Background: Current efforts to improve clinical effectiveness and utility of repetitive transcranial magnetic stimulation (rTMS) in the treatment of major depression (MD) include theta burst stimulation (TBS), a patterned form of rTMS. Here, we investigated the efficacy of bilateral TBS to the dorsolateral prefrontal cortex (dlPFC) in patients with MD in additon to ongoing medication and psychotherapy.

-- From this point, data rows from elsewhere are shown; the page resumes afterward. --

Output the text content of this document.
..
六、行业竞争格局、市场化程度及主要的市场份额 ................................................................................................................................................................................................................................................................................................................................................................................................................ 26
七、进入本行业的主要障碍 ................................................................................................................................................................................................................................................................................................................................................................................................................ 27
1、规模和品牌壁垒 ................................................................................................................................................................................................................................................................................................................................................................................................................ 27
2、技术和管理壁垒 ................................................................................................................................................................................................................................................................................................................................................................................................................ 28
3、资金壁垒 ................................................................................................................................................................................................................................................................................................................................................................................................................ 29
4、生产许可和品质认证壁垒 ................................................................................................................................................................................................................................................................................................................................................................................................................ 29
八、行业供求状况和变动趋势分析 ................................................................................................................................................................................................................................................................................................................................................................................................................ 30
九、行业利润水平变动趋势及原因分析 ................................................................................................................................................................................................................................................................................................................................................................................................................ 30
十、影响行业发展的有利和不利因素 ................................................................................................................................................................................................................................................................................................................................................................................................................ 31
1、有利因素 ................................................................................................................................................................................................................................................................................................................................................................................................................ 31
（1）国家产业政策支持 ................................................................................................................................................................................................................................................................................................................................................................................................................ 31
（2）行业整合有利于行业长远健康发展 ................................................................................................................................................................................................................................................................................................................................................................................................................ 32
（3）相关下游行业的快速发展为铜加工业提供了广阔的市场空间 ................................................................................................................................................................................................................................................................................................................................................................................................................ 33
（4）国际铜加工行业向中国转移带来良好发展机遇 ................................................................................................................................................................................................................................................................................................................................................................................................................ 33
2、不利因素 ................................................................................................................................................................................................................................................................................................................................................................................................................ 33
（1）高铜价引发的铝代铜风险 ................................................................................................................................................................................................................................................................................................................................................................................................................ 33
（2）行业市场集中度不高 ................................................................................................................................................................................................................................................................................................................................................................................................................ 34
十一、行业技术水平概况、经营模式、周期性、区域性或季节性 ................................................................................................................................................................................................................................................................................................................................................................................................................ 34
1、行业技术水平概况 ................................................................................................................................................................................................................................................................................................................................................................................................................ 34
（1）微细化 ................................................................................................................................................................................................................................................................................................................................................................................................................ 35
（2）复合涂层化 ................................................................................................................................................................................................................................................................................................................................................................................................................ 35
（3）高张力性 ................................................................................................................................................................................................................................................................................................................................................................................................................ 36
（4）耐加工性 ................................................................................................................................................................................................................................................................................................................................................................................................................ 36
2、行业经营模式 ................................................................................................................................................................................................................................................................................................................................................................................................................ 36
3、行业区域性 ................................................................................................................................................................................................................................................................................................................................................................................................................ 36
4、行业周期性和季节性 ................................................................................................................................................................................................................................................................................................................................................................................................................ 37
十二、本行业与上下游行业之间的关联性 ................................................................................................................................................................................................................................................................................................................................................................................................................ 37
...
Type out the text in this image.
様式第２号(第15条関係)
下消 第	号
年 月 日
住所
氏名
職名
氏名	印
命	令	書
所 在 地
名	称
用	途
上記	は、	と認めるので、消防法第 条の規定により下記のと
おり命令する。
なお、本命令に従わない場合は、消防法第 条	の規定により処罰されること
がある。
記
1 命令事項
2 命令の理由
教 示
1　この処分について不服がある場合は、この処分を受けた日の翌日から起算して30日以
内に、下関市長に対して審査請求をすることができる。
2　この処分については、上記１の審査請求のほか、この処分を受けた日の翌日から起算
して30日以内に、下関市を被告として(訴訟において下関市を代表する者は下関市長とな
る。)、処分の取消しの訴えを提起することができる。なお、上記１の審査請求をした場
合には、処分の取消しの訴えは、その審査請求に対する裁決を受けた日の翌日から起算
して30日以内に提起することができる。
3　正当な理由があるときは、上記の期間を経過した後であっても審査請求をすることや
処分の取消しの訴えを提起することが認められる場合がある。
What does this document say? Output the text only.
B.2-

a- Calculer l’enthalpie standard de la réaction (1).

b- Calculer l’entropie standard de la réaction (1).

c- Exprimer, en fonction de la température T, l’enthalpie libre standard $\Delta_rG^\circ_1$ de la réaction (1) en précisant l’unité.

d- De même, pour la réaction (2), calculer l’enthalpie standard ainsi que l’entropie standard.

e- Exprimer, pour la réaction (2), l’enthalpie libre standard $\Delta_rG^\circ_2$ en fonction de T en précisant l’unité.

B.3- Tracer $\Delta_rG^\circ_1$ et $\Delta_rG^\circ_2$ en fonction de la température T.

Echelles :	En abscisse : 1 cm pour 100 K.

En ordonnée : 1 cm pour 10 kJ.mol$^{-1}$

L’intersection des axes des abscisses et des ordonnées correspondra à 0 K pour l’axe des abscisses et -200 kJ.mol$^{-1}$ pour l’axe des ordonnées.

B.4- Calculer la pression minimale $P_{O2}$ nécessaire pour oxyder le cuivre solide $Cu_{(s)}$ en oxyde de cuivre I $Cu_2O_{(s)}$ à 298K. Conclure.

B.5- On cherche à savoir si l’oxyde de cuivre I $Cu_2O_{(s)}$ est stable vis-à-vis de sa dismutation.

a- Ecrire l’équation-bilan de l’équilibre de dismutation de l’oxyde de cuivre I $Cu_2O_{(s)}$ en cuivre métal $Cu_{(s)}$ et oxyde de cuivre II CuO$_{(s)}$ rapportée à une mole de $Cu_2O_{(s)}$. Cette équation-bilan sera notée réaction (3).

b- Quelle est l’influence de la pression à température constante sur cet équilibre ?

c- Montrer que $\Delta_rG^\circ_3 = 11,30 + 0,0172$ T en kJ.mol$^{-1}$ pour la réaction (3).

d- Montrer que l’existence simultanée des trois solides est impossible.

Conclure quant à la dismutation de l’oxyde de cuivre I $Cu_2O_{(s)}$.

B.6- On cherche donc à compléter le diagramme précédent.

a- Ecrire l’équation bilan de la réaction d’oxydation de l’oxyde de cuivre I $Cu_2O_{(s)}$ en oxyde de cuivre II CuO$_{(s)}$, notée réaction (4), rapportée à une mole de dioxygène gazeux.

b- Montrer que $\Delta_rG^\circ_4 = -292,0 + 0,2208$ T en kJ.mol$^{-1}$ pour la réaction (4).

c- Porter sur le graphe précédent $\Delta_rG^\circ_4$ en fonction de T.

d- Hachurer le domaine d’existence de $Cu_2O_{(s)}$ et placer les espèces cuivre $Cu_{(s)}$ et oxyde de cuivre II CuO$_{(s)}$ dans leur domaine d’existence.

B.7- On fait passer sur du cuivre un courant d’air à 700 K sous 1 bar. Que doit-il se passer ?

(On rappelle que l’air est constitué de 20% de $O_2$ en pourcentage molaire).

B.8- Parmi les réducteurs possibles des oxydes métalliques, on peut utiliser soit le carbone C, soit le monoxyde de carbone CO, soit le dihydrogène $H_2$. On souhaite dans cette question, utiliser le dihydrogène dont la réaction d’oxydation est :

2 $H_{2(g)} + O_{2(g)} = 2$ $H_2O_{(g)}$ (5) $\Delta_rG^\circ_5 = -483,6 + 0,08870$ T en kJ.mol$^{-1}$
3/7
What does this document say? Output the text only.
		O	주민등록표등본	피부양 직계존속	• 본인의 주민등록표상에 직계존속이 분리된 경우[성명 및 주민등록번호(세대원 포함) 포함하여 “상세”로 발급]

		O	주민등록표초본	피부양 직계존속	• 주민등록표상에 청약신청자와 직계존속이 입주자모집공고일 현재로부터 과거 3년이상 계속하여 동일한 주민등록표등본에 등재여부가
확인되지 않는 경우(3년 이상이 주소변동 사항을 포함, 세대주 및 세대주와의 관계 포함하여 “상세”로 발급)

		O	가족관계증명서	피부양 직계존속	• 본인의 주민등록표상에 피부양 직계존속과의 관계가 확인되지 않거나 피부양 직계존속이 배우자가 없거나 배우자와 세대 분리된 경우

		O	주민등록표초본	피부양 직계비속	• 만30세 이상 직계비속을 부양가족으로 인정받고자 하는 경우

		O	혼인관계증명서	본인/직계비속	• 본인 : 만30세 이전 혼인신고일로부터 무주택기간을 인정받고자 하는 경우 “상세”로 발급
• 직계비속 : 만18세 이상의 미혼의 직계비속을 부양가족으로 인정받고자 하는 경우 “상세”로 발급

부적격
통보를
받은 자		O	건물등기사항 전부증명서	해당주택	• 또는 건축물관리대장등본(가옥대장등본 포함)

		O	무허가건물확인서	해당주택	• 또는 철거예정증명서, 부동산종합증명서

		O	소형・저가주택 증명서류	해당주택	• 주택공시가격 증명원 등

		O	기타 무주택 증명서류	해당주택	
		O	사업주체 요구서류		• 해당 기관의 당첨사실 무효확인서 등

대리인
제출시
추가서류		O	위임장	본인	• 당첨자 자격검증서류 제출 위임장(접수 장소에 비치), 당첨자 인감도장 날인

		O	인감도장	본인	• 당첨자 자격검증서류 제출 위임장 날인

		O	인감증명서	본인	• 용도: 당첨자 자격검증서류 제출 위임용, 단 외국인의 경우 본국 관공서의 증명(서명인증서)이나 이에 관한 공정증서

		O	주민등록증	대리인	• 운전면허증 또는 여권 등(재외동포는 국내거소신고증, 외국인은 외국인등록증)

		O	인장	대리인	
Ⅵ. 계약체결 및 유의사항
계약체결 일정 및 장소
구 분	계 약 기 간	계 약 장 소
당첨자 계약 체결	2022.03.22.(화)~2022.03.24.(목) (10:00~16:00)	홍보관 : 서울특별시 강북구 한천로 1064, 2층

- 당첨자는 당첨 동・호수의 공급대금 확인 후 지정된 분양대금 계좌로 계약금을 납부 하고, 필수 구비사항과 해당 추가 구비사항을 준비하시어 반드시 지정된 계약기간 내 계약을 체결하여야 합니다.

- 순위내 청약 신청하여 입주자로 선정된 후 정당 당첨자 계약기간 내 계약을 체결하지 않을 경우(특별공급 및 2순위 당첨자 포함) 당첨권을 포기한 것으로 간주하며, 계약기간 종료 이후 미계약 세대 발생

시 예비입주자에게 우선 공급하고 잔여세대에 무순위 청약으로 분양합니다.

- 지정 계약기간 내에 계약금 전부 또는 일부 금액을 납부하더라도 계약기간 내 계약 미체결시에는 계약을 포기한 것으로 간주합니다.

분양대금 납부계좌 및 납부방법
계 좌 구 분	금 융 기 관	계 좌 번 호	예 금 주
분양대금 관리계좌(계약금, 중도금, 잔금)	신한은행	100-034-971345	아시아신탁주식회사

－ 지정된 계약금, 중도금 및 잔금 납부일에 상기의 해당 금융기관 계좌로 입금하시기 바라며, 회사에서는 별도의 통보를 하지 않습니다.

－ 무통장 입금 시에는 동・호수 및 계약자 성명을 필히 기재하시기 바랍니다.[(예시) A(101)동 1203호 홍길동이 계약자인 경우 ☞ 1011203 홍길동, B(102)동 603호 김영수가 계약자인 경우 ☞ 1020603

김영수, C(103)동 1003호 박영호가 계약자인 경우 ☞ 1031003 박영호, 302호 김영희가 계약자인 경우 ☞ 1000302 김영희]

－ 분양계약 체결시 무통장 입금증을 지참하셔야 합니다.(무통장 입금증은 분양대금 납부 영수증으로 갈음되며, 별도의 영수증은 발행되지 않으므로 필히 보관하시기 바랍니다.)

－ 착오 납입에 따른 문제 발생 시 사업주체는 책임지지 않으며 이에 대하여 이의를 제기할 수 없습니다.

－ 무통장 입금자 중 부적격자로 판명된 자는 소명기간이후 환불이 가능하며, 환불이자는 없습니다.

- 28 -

Methods: In this randomized-controlled trial, thirty-two patients with MD were treated for six weeks (thirty sessions) with either successively intermittent, activity enhancing TBS (iTBS) to the left and continuous, inhibiting TBS (cTBS) to the right dlPFC or with bilateral sham stimulation. Primary outcome measure was the proportion of treatment response defined as a Montgomery-Åsberg Depression Rating Scale (MADRS)≤50% compared to baseline. Secondary outcomes comprised response and remission rates of the Hamilton Depression Rating Scale (HAMD) and the Beck Depression Inventory (BDI).
Results: A larger number of responders were found in the cTBS (n=9) compared to the sham-stimulation (n=4) group (odds ratio: 3.86; Wald χ(2)=3.9, p=0.048). On secondary endpoint analysis, patient-reported outcome as assessed by the BDI, pointed towards a higher rate of remitters in the cTBS (n=6) than in the sham (n=1) group (odds ratio: 9; Wald χ(2)=3.5, p=0.061).
Limitations: With regard to the pilot character of the study and the small sample size, the results have to be considered as preliminary.
Conclusions: These findings provide first evidence that six weeks treatment of MDD with iTBS to the left and cTBS to the right dlPFC for six weeks is safe, feasible and superior to sham stimulation applied add-on to pharmacological and psychotherapeutic treatment.
Keywords: Brain stimulation; Clinical trial; Efficacy; Major depression; TMS; Therapy.